Josh Bard This signing is almost as emotionally tinged as Rocco, but for the opposite reason. Bard looked so bad catching Wake years ago that it's the main reason Sox fans are convinced that no one but Miribelli... or Kevin Cash... can every catch the flutterball. Bard could not hit last year at all so the value in signing a 30 year old catcher who has questionable offensive and defensive skills and who your rabid fan base (mostly irrationally) hates seems to escape me. There must have been someone else who could fit this role. His deal is non-guaranteed so maybe that's why it works for him.

Ramon Ramirez
Don't know about you, but I keep forgetting about this guy. We traded Coco Crisp for him. Pitching coach John Farrell told Tony Massarotti "The guy who I think could really help us is Ramirez." This is the top candidate to take on the Mike Timlin role which was left vacant much of last year until Justin Masterson took over late in the season.

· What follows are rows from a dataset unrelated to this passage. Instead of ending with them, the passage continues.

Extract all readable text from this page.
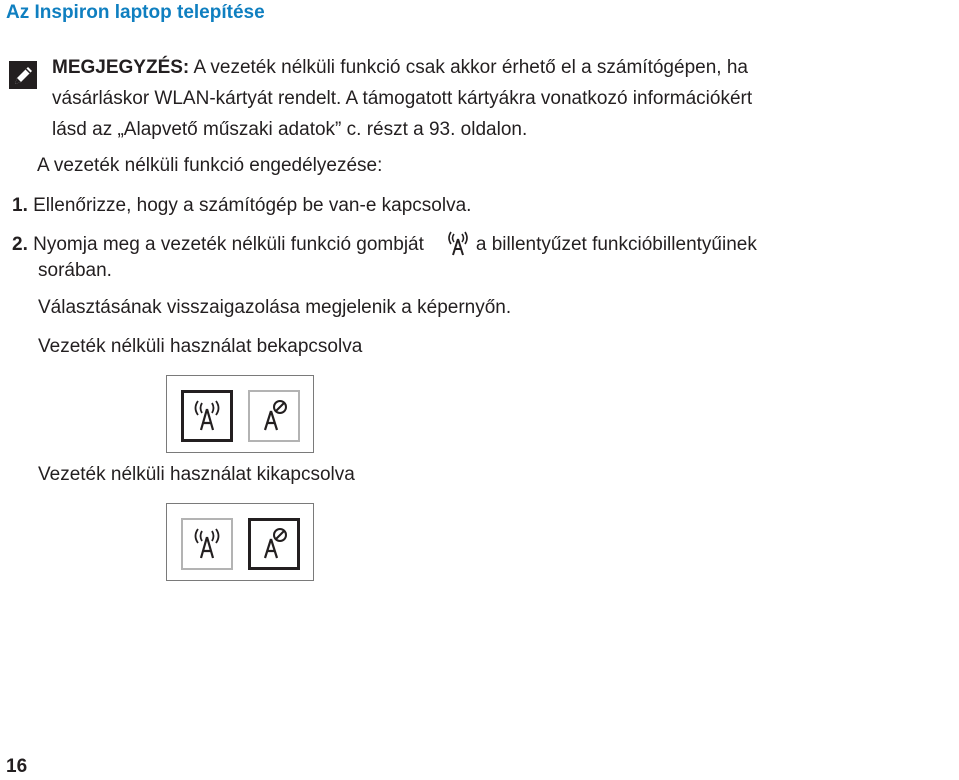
Az Inspiron laptop telepítése
MEGJEGYZÉS: A vezeték nélküli funkció csak akkor érhető el a számítógépen, ha
vásárláskor WLAN-kártyát rendelt. A támogatott kártyákra vonatkozó információkért
lásd az „Alapvető műszaki adatok” c. részt a 93. oldalon.
A vezeték nélküli funkció engedélyezése:
1. Ellenőrizze, hogy a számítógép be van-e kapcsolva.
2. Nyomja meg a vezeték nélküli funkció gombját	a billentyűzet funkcióbillentyűinek
sorában.
Választásának visszaigazolása megjelenik a képernyőn.
Vezeték nélküli használat bekapcsolva
Vezeték nélküli használat kikapcsolva
16
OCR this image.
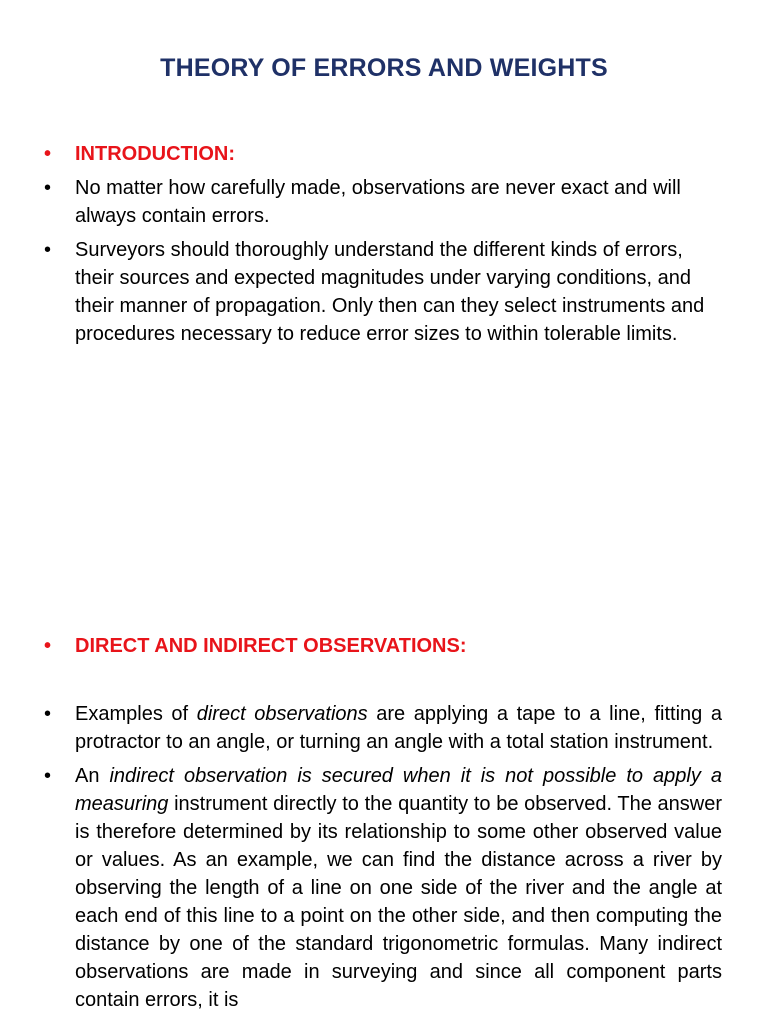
THEORY OF ERRORS AND WEIGHTS
•	INTRODUCTION:
•	No matter how carefully made, observations are never exact and will always contain errors.
•	Surveyors should thoroughly understand the different kinds of errors, their sources and expected magnitudes under varying conditions, and their manner of propagation. Only then can they select instruments and procedures necessary to reduce error sizes to within tolerable limits.
•	DIRECT AND INDIRECT OBSERVATIONS:
•	Examples of direct observations are applying a tape to a line, fitting a protractor to an angle, or turning an angle with a total station instrument.
•	An indirect observation is secured when it is not possible to apply a measuring instrument directly to the quantity to be observed. The answer is therefore determined by its relationship to some other observed value or values. As an example, we can find the distance across a river by observing the length of a line on one side of the river and the angle at each end of this line to a point on the other side, and then computing the distance by one of the standard trigonometric formulas. Many indirect observations are made in surveying and since all component parts contain errors, it is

Alex Cora See post below. I'll miss the guy. He's a captain and a coach on the field, as reliable a hitter as you'll get in a backup middle infielder, and he can field two positions really well.

John Smoltz
I love this signing. You get a guy who's really never had a bad year (when healthy which is usually) and could either give you 10-20 strong starts, or even close if something happened to Pap. And he's a classy version of Schilling for the young guns to learn from.

Brad Penny
It's just like signing A.J. Burnett without having to rely on him for four years. They are both hugely talented power arms who have won championships (on the Marlins team in the same rotation as Beckett) and who might well give you only 3 healthy starts. I love the idea the Penny, Smoltz, Buchholz and Bowden are all fighting for the fifth starter roll. That's great depth. Penny could really surprise with a big year. He was appearantly throwing 97 mph by the end of last year, is only 30 years old, and had 16 wins both two and three years ago.

Takashi Saito
Saito is a veteran Japanese closer who will be 39 this year but has been a very good closer for the last few years for the Dodgers when healthy. His strike out numbers are great (245 strikeouts, 52 walks in 189 major league innings). Another great signing with little risk.

Young Catcher X
I am getting annoyed at the Globe's lack of analysis into Miguel Montero. He's the catcher the Sox are apparently thinking of trading someone like Bowden to the Diamondbacks for. What I've read says he might be able to hit, but there is no analysis of his throwing, let alone game calling. For all the talk of the young guys in our sites (Montero, Jarrod Saltalamacchia, and Taylor Teagarden) there isn't much analysis of what they might bring. Also, what kind of player would George Kottaras be if he ends up platooning with Bard as our only two catchers. He has some good power from the left side and, since he's a former Canadian fast pitch softballer, maybe he can weild the big Wakefield mit well.

Youk & Peddy
The Sox just resigned Youk to a 4 year, $40 million deal. They already signed Pedroia for 6 years, $40.5 million. Youk is 30 years old and "finished third in the MVP voting and won the Hank Aaron Award as the league's top offensive performer" (Boston Globe). It's great to have our two top young major league bats (and gloves) secured for the next few years. Oddly, it wouldn't be unlikely that Youk might not have too many more years after this contract. Odd when I feel like he's still a kid.

Comments

Popular posts from this blog

Chris Sale, Bullpen Reboot, Hot Stove Checklist Addition, Sell High

CHRIS SALE TRADE: The Sox just got ace lefty Chris Sale for America's top prospect Yoan Moncada, Michael Kopech, another Basabe, and Victor Diaz.  That's a true ace for a potential superstar who clearly needs more seasoning, a golden arm who seemed to be a possible headcase, and two lottery tickets.  This is a very good trade for the Sox. While the Sox would have found room to play Moncada once he was ready, he didn't exactly fill a void with Peddy blocking him at second, Panda getting another shot at 3B this year, and 3B prospects Rafael Devers and Bobby Dalbec - and maybe Michael Chavis - not too far off possibly.  Moncada might not be the biggest pain felt here. After trading Anderson Espinoza for Drew Pomeranz - a trade that is looking worse these days - the trade of Kopech leaves very little high-end pitching talent in the system right now.  There is now a very large drop off after Jason Groome.  Also, the loss of Basabe, Diaz, Dubon and Pennington today just really d…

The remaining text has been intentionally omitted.